Et moi, il est clair que je me suis fait un devoir de rétablir la vérité, ou du moins, de façon plus modeste, remettre un petit coup de projecteur sur ce cher Antoine que j’ai appris à apprécier de la même façon que ses contemporains l’estimaient. Car s’il y a un point important à mentionner c’est que c’était un chic type ! Autant qu’on peut l’être pendant les Guerres de religion, mais un gars sympa en l’occurrence.
Intelligent et cultivé pour son époque, le seigneur de Roquelaure montrait un fort caractère et une détermination évidente. Les nombreuses fonctions qu’il occupa – trente-trois ans comme Maître de la garde-robe et vingt-six ans comme lieutenant général dans diverses provinces – témoignent de ses aptitudes reconnues en commandement, gestion et administration. À sa mort, il laissa un héritage financier considérable grâce à la fortune qu’il avait acquise, mais surtout un héritage moral qui élevait son nom à un niveau de renommée et de respect jamais atteint par ses ancêtres.

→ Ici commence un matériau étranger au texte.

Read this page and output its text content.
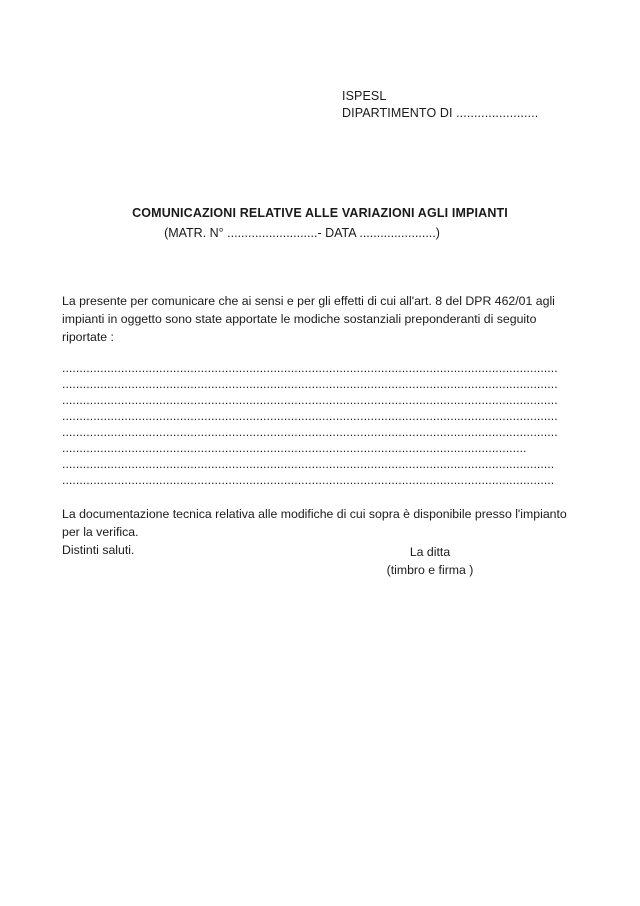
ISPESL
DIPARTIMENTO DI .......................
COMUNICAZIONI RELATIVE ALLE VARIAZIONI AGLI IMPIANTI
(MATR. N° ..........................- DATA ......................)
La presente per comunicare che ai sensi e per gli effetti di cui all'art. 8 del DPR 462/01 agli impianti in oggetto sono state apportate le modiche sostanziali preponderanti di seguito riportate :
...............................................................................................................................................
...............................................................................................................................................
...............................................................................................................................................
...............................................................................................................................................
...............................................................................................................................................
......................................................................................................................................
..............................................................................................................................................
..............................................................................................................................................
La documentazione tecnica relativa alle modifiche di cui sopra è disponibile presso l'impianto per la verifica.
Distinti saluti.	La ditta
(timbro e firma )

Peut-être que je possède une vision de lui édulcorée ? Il se pourrait bien que je manque de recul. Mais plus j’assemble les données, les dates, les faits, plus je le trouve intègre, drôle et fidèle à ses valeurs. Et c’est un homme ! (moi qui ai toujours préféré bosser sur des biographies féminines, par proximité ou facilité ? que sais-je…). En fin de compte il va me falloir plusieurs semaines pour vider mon esprit et revenir au texte, les yeux neufs, la subite fascination probablement retombée, démêlant le vrai du faux. Je me sens un peu voyeuse d’essayer de pénétrer l’intimité de ce personnage. N’est-ce pas le propre de l’historien ? Tenter d’assembler les pièces, de combler les trous en palliant les traces matérielles… Plus je compose, moins je me sens légitime d’écrire dessus.
T’as qu’à dire que tu ne sais pas mais que tu as essayé de savoir. C’est pas ça le but de ton job ?
Merci bien, maman.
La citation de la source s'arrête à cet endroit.